Electrical impedance tomography creates an image based on the passive electrical
properties of the tissue. Previous research has indicated that benign and cancerous
prostatic tissue have sufficiently different electrical properties to be distinguished. A
probe compatible with surgical robots was developed, but concerns of the potential
for infection, noise from long cables, and a relatively lengthy data acquisition time
have led to a redesign.
The electrode array for a new probe design is presented here. The new probe
has dedicated voltage measurement and current source/sink electrodes and fewer
current drive patterns than the previous probe design.
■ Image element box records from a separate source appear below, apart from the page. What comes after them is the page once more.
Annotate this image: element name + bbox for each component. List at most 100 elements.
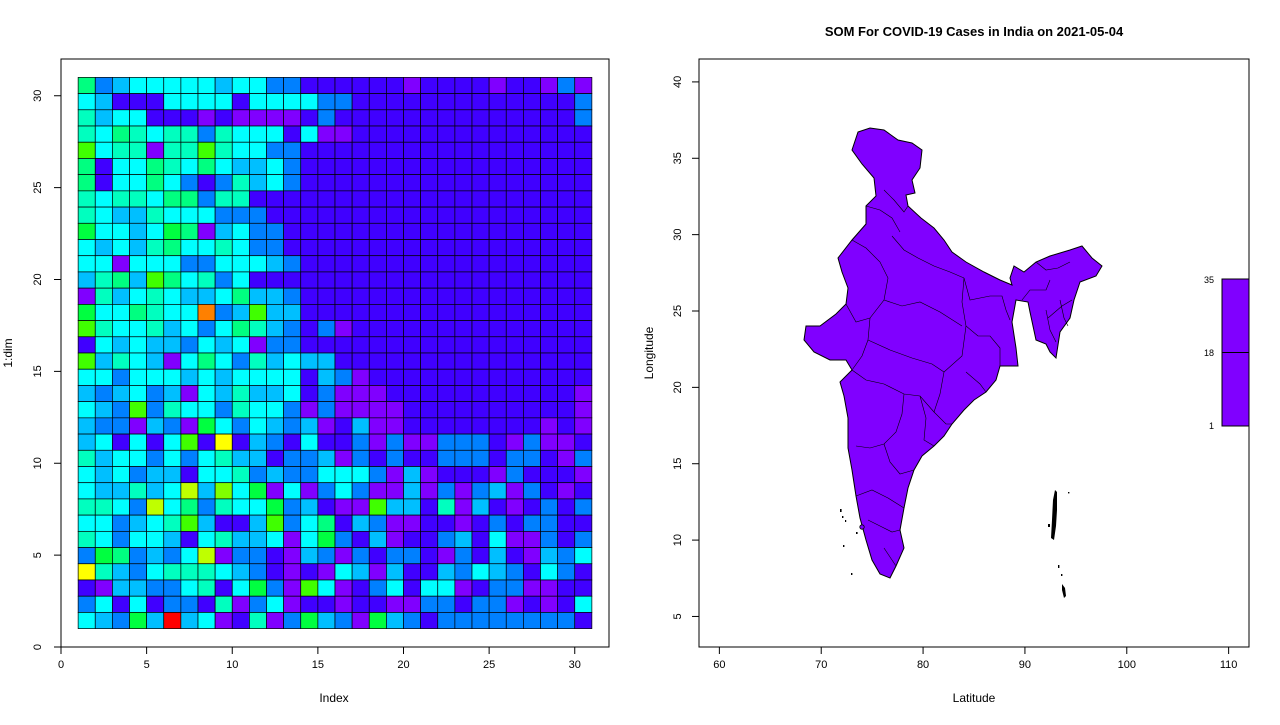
heatmap-cell bbox=[368, 336, 387, 354]
heatmap-cell bbox=[94, 77, 113, 94]
heatmap-cell bbox=[266, 563, 284, 581]
heatmap-cell bbox=[112, 158, 130, 176]
heatmap-cell bbox=[351, 271, 370, 289]
heatmap-cell bbox=[266, 482, 284, 500]
heatmap-cell bbox=[386, 352, 404, 370]
heatmap-cell bbox=[180, 563, 199, 581]
heatmap-cell bbox=[368, 222, 387, 240]
heatmap-cell bbox=[146, 125, 165, 143]
heatmap-cell bbox=[386, 77, 404, 94]
heatmap-cell bbox=[317, 287, 336, 305]
heatmap-cell bbox=[300, 579, 319, 597]
heatmap-cell bbox=[574, 93, 593, 111]
heatmap-cell bbox=[283, 385, 302, 402]
heatmap-cell bbox=[351, 158, 370, 176]
heatmap-cell bbox=[300, 158, 319, 176]
left-x-axis: 0 5 10 15 20 25 30 bbox=[58, 647, 581, 671]
heatmap-cell bbox=[300, 222, 319, 240]
heatmap-cell bbox=[437, 547, 456, 565]
heatmap-cell bbox=[420, 368, 439, 386]
heatmap-cell bbox=[146, 158, 165, 176]
heatmap-cell bbox=[249, 336, 267, 354]
heatmap-cell bbox=[300, 612, 319, 629]
heatmap-cell bbox=[317, 385, 336, 402]
heatmap-cell bbox=[505, 304, 524, 321]
heatmap-cell bbox=[454, 141, 473, 159]
heatmap-cell bbox=[334, 417, 353, 435]
heatmap-cell bbox=[351, 190, 370, 208]
heatmap-cell bbox=[471, 385, 490, 402]
heatmap-cell bbox=[505, 595, 524, 613]
heatmap-cell bbox=[283, 498, 302, 516]
heatmap-cell bbox=[300, 304, 319, 321]
heatmap-cell bbox=[94, 595, 113, 613]
heatmap-cell bbox=[163, 190, 182, 208]
heatmap-cell bbox=[249, 304, 267, 321]
heatmap-cell bbox=[420, 239, 439, 257]
heatmap-cell bbox=[368, 158, 387, 176]
heatmap-cell bbox=[488, 514, 507, 532]
heatmap-cell bbox=[112, 336, 130, 354]
heatmap-cell bbox=[420, 514, 439, 532]
heatmap-cell bbox=[317, 498, 336, 516]
heatmap-cell bbox=[317, 304, 336, 321]
heatmap-cell bbox=[180, 125, 199, 143]
heatmap-cell bbox=[214, 530, 233, 548]
heatmap-cell bbox=[471, 466, 490, 484]
heatmap-cell bbox=[266, 514, 284, 532]
india-outline bbox=[803, 127, 1103, 579]
heatmap-cell bbox=[77, 304, 96, 321]
state-border bbox=[961, 277, 1001, 366]
heatmap-cell bbox=[94, 498, 113, 516]
heatmap-cell bbox=[540, 304, 558, 321]
state-border bbox=[919, 395, 935, 447]
heatmap-cell bbox=[368, 239, 387, 257]
heatmap-cell bbox=[368, 141, 387, 159]
heatmap-cell bbox=[163, 255, 182, 273]
heatmap-cell bbox=[249, 466, 267, 484]
heatmap-cell bbox=[197, 255, 216, 273]
heatmap-cell bbox=[471, 271, 490, 289]
heatmap-cell bbox=[540, 401, 558, 419]
heatmap-cell bbox=[505, 385, 524, 402]
heatmap-cell bbox=[163, 449, 182, 467]
heatmap-cell bbox=[112, 385, 130, 402]
heatmap-cell bbox=[488, 530, 507, 548]
heatmap-cell bbox=[231, 417, 250, 435]
heatmap-cell bbox=[163, 466, 182, 484]
heatmap-cell bbox=[420, 466, 439, 484]
y-tick-label: 30 bbox=[672, 229, 684, 241]
heatmap-cell bbox=[94, 320, 113, 338]
heatmap-cell bbox=[403, 222, 421, 240]
heatmap-cell bbox=[454, 287, 473, 305]
heatmap-cell bbox=[317, 433, 336, 451]
heatmap-cell bbox=[351, 385, 370, 402]
heatmap-cell bbox=[351, 174, 370, 192]
heatmap-cell bbox=[77, 514, 96, 532]
heatmap-cell bbox=[180, 498, 199, 516]
heatmap-cell bbox=[454, 368, 473, 386]
heatmap-cell bbox=[386, 190, 404, 208]
heatmap-cell bbox=[386, 206, 404, 224]
x-tick-label: 90 bbox=[1019, 659, 1031, 671]
heatmap-cell bbox=[540, 77, 558, 94]
heatmap-cell bbox=[403, 352, 421, 370]
heatmap-cell bbox=[351, 498, 370, 516]
heatmap-cell bbox=[454, 514, 473, 532]
heatmap-cell bbox=[163, 141, 182, 159]
heatmap-cell bbox=[471, 255, 490, 273]
heatmap-cell bbox=[488, 417, 507, 435]
heatmap-cell bbox=[557, 595, 576, 613]
heatmap-cell bbox=[351, 125, 370, 143]
heatmap-cell bbox=[146, 320, 165, 338]
state-border bbox=[867, 325, 967, 373]
heatmap-cell bbox=[249, 401, 267, 419]
heatmap-cell bbox=[266, 595, 284, 613]
heatmap-cell bbox=[214, 109, 233, 127]
heatmap-cell bbox=[403, 401, 421, 419]
heatmap-cell bbox=[403, 125, 421, 143]
heatmap-cell bbox=[163, 174, 182, 192]
heatmap-cell bbox=[574, 158, 593, 176]
heatmap-cell bbox=[403, 174, 421, 192]
heatmap-cell bbox=[557, 368, 576, 386]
Simulations using ex vivo
data were examined to modify the electrode array design (4 current drive electrodes
was determined to be insufficient to localize inclusions, so the design was modified
to include 8). Simulations were also used to provide expected data for clinically
relevant scenarios to aid in hardware design and understand the expected utility of the device in a surgical setting.
These simulations indicate an ability to localize a 1
mm diameter cancerous inclusion against benign prostatic tissue (the most difficult
clinically relevant tissue contrast). Initial bench top experiments with the electrode
array are also encouraging, demonstrating an ability to localize a 2.38 mm diameter
aluminum rod in saline close to the electrode array surface.